Historiquement peu émettrice en carbone, l'Afrique aura besoin de financements pour mener sa transition énergétique, ont martelé le chef de l'ONU et le Président de la Commission de l'Union africaine lors d'un point presse conjoint tenu ce mardi au siège des Nations Unies, à New York.
Le Secrétaire général de l'ONU, António Guterres, et le Président de la Commission de l'UA, Moussa Faki Mahamat, se sont conjointement exprimé à l'avant-veille de la Conférence des Nations Unies sur le climat, la COP28, aux Émirats arabes unis, où ils seront tous deux présents.
« Ce grand rendez-vous doit être l'occasion de faire un plaidoyer, notamment pour le continent africain, qui est négativement impacté par les changements climatiques alors qu'il est le moins pollueur », a d'emblée souligné M. Faki.
Le point-presse a eu lieu à l'issue de la 7e session du dialogue de haut niveau entre l'UA et les Nations Unies.
Sur la question de la transition énergétique dont il sera tant question à Dubaï, M. Faki a à la fois vanté les potentialités du continent en terme de développement énergétique et remis les choses en perspective, en rappelant que le continent africain comptait près de 600 millions d'habitants « ne connaissant pas encore l'électricité ».
« Investissement rentable »
L'Afrique, a-t-il encore rappelé, « c'est 1,4 milliard d'habitants. C'est 30 millions de kilomètres carrés. C'est entre 60 et 65% de terres arabes non exploitées. C'est le bassin du Congo ». Des territoires bénéficiant d'un ensoleillement quasi quotidien.

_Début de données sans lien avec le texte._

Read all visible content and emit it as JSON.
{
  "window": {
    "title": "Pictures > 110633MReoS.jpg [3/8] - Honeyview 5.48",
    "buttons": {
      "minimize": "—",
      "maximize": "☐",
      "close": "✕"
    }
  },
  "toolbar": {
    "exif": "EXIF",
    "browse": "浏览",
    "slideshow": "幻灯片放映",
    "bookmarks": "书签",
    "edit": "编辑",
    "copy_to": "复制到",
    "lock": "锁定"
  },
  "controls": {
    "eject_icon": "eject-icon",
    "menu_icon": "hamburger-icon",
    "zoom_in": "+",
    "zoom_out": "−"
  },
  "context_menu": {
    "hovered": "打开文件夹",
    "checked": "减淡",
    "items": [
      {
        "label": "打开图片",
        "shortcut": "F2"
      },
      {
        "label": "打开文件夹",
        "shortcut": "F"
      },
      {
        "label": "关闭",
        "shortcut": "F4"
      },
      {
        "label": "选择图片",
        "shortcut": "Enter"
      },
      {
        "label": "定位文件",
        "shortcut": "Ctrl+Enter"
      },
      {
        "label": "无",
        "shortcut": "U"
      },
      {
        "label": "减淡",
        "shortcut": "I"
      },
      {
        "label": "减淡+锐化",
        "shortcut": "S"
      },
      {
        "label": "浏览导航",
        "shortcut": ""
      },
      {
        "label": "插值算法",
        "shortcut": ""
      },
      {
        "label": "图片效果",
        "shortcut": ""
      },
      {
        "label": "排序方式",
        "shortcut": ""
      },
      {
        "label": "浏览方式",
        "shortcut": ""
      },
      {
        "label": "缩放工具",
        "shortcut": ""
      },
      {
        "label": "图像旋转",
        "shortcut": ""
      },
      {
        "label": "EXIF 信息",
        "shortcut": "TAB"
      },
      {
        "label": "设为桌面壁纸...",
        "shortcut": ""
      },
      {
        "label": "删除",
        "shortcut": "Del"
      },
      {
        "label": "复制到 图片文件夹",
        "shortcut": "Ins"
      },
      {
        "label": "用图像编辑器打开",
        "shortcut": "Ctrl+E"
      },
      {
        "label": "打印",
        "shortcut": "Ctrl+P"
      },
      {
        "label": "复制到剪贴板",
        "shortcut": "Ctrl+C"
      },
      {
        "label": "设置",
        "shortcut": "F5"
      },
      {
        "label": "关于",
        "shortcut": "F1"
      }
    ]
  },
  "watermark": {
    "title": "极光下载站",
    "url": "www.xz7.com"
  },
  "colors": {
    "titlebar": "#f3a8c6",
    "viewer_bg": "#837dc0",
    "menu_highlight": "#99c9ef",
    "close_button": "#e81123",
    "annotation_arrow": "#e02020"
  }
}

« Il y a des rivières, il y a des cours d'eau, donc il y a une possibilité pour l'énergie propre, l'énergie renouvelable, l'énergie verte. Encore faut-il que des investissements conséquents et que la technologie nécessaire soient mis à disposition. J'insiste là-dessus : je suis sûr que cet investissement sera rentable », a affirmé le haut responsable de l'Union africaine.
La transition doit aussi tenir compte du rythme à adopter pour abandonner l'énergie fossile en Afrique sans compromettre le développement : « Je sais qu'à [la COP 27 de] Glasgow, il a été décidé de ne pas financer les énergies fossiles. Nous sommes tous pour l'énergie propre, mais cela doit être graduel et en fonction des besoins des pays », a-t-il souligné.
La promesse de « 100 milliards de dollars par an pour l'Afrique » n'a pas été atteinte, « alors que les besoins sont 10 fois plus importants, selon les estimations des institutions spécialisées. Donc voilà la question : nous attendons que des mesures concrètes soient prises à l'occasion de cette COP 28 », a bien insisté le chef de la Commission de l'UA.
« Double injustice »
Le chef de l'ONU a partagé l'analyse de son homologue africain s'agissant de la notion de justice « dont l'Afrique a besoin avant tout ». Particulièrement « dans les relations internationales, car l'Afrique a été victime des injustices structurelles de nos relations internationales », a constaté M. Guterres.
En fait, pour le chef de l'ONU, l'Afrique est « victime d'une double injustice » : l'injustice historique liée au colonialisme et à l'esclavage ; et l'injustice actuelle liée à l'architecture des relations internationales, notamment par rapport au pouvoir financier et économique.
« C'est pourquoi nous tenons tant à réformer les institutions financières internationales, afin de garantir qu'elles correspondent à l'économie d'aujourd'hui et non à celle d'après la Seconde Guerre mondiale, et que les pays en développement aient davantage de pouvoir ».
« Pas de dons, juste des investissements »
Pour la transition énergétique africaine, « ce n'est pas des dons que nous attendons, juste des investissements », a enfin nuancé le chef de la Commission de l'UA, pour « mettre en place une énergie nouvelle et propre, stabiliser et développer le continent, et peut-être régler des problèmes comme ceux de la migration, devenue aujourd'hui un sujet extrêmement sensible, notamment avec notre voisin immédiat l'Europe ».